AFGHANISTAN – Hujan lebat turun di Afghanistan dan Pakistan selama seminggu terakhir, dan banjir menyebabkan kerusakan luas pada infrastruktur dan lahan pertanian di kedua sisi perbatasan.
Sedikitnya 135 orang dilaporkan tewas, termasuk 21 petani di wilayah Punjab yang tersambar petir saat sedang memanen gandum.

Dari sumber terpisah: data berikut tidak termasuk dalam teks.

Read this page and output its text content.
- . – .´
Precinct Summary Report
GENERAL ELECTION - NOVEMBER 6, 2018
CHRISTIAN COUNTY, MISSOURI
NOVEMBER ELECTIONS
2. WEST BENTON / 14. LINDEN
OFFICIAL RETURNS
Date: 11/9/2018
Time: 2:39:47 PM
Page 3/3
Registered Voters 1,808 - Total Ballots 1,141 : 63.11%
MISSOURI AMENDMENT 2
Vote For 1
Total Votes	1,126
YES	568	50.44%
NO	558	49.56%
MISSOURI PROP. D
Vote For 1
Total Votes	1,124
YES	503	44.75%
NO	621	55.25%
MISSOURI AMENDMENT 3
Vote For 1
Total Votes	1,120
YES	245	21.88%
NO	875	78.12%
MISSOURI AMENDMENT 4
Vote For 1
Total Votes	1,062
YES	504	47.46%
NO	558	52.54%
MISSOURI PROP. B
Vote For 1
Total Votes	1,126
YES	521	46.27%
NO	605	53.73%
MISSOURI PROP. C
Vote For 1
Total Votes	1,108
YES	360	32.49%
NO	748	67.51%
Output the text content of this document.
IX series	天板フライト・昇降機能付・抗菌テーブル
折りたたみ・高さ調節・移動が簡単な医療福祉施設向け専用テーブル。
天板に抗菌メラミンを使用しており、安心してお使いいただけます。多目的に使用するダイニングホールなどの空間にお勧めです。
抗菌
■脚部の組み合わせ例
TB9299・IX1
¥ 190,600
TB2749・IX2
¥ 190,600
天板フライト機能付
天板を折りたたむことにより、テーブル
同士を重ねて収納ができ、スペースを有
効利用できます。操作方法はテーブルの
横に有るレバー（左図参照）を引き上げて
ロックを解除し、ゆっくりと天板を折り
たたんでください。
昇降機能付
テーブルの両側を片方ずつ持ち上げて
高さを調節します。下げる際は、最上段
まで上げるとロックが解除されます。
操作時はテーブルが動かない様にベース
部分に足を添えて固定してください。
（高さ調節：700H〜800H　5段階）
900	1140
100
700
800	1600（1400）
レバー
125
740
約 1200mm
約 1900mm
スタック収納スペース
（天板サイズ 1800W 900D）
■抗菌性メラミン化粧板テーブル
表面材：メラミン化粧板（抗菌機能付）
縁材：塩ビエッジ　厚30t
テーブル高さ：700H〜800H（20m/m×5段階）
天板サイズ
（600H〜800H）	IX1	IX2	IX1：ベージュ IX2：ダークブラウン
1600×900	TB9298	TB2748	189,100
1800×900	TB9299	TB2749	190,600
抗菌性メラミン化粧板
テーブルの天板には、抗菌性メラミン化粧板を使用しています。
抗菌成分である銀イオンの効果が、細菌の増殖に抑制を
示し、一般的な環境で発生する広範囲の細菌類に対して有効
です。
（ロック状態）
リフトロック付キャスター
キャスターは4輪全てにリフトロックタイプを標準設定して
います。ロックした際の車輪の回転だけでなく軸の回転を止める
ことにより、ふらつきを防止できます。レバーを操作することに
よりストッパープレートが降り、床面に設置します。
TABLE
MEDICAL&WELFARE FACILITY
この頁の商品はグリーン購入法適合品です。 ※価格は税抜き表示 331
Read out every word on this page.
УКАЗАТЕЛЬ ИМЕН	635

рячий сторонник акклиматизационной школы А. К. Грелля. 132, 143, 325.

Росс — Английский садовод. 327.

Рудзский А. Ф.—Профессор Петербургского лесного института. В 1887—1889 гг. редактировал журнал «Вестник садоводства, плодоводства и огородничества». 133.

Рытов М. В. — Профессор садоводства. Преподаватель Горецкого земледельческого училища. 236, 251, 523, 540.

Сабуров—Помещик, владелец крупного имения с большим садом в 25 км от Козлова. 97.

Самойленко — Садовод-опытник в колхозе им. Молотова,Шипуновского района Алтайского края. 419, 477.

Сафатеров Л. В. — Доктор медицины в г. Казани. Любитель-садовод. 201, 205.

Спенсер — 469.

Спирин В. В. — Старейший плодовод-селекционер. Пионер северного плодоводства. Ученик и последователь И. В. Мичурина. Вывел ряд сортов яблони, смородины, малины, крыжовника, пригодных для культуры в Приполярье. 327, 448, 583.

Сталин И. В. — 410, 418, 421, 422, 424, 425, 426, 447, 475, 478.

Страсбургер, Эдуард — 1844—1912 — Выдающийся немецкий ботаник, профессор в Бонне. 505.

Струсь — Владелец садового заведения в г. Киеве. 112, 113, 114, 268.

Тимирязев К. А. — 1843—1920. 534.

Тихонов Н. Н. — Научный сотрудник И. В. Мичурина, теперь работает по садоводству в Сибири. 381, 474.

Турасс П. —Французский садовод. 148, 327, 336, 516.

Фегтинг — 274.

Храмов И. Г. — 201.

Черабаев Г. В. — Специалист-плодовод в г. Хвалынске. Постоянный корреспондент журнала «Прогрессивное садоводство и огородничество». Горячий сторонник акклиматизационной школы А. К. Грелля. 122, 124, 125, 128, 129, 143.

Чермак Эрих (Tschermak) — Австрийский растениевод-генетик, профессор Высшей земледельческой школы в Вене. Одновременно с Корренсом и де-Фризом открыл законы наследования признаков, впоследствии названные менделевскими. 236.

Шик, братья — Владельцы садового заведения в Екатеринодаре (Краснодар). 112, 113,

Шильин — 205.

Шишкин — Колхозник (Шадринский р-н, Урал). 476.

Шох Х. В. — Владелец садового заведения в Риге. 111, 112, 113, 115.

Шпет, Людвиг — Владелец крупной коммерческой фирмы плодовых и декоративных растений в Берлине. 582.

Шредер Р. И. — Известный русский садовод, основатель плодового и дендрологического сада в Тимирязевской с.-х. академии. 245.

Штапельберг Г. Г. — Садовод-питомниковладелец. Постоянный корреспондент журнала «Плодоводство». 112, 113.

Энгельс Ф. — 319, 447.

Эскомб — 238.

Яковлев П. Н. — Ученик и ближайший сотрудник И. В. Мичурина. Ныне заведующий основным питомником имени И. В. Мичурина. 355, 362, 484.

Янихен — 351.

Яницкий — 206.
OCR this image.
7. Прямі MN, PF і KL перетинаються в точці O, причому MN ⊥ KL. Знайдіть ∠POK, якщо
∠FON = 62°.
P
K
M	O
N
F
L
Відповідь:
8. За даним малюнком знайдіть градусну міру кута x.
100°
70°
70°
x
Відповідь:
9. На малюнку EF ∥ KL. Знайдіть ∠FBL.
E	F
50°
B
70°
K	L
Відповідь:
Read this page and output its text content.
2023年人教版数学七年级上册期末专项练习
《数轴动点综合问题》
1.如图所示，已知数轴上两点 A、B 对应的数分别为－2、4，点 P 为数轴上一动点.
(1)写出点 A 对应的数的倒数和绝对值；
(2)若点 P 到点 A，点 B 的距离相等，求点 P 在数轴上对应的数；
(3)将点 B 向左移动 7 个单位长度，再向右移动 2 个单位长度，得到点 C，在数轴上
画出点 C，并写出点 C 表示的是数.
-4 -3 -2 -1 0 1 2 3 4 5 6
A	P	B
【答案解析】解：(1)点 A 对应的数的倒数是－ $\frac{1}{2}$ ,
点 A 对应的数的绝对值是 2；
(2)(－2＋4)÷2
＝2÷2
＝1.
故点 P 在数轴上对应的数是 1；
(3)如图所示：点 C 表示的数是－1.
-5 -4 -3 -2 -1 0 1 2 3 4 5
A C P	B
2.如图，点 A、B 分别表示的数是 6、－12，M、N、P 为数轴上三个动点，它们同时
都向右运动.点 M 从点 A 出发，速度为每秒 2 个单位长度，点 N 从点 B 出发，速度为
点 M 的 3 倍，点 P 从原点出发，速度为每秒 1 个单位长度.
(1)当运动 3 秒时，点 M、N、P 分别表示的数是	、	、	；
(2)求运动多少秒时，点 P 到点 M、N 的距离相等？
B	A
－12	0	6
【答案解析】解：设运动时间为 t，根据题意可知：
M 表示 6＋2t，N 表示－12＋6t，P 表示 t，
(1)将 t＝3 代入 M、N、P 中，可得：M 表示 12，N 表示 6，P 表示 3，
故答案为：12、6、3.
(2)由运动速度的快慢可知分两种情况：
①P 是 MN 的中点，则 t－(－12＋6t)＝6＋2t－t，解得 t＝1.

Ribuan rumah telah rusak atau hancur, dengan beberapa kematian disebabkan oleh atap yang runtuh karena beratnya air yang terkumpul.
Selain kerusakan pada hampir 100.000 hektar lahan pertanian, ribuan hewan ternak juga hilang.
Curah hujan ekstrem ini sangat kontras dengan musim dingin yang sangat kering, di mana Afghanistan hanya menerima setengah curah hujan dari biasanya, sementara Pakistan bernasib sedikit lebih baik. Tanah yang lebih kering kesulitan menyerap air hujan, sehingga memperparah banjir.
Hujan ekstrem seperti ini jarang terjadi di Pakistan di luar musim hujan, yang biasanya berlangsung antara bulan Juni hingga September.
Provinsi yang terkena dampak paling parah, Balochistan, sejauh ini diterjang curah hujan lebih dari tiga kali lipat rata-rata bulan April, sementara Pakistan secara keseluruhan menerima curah hujan hampir dua kali lipat.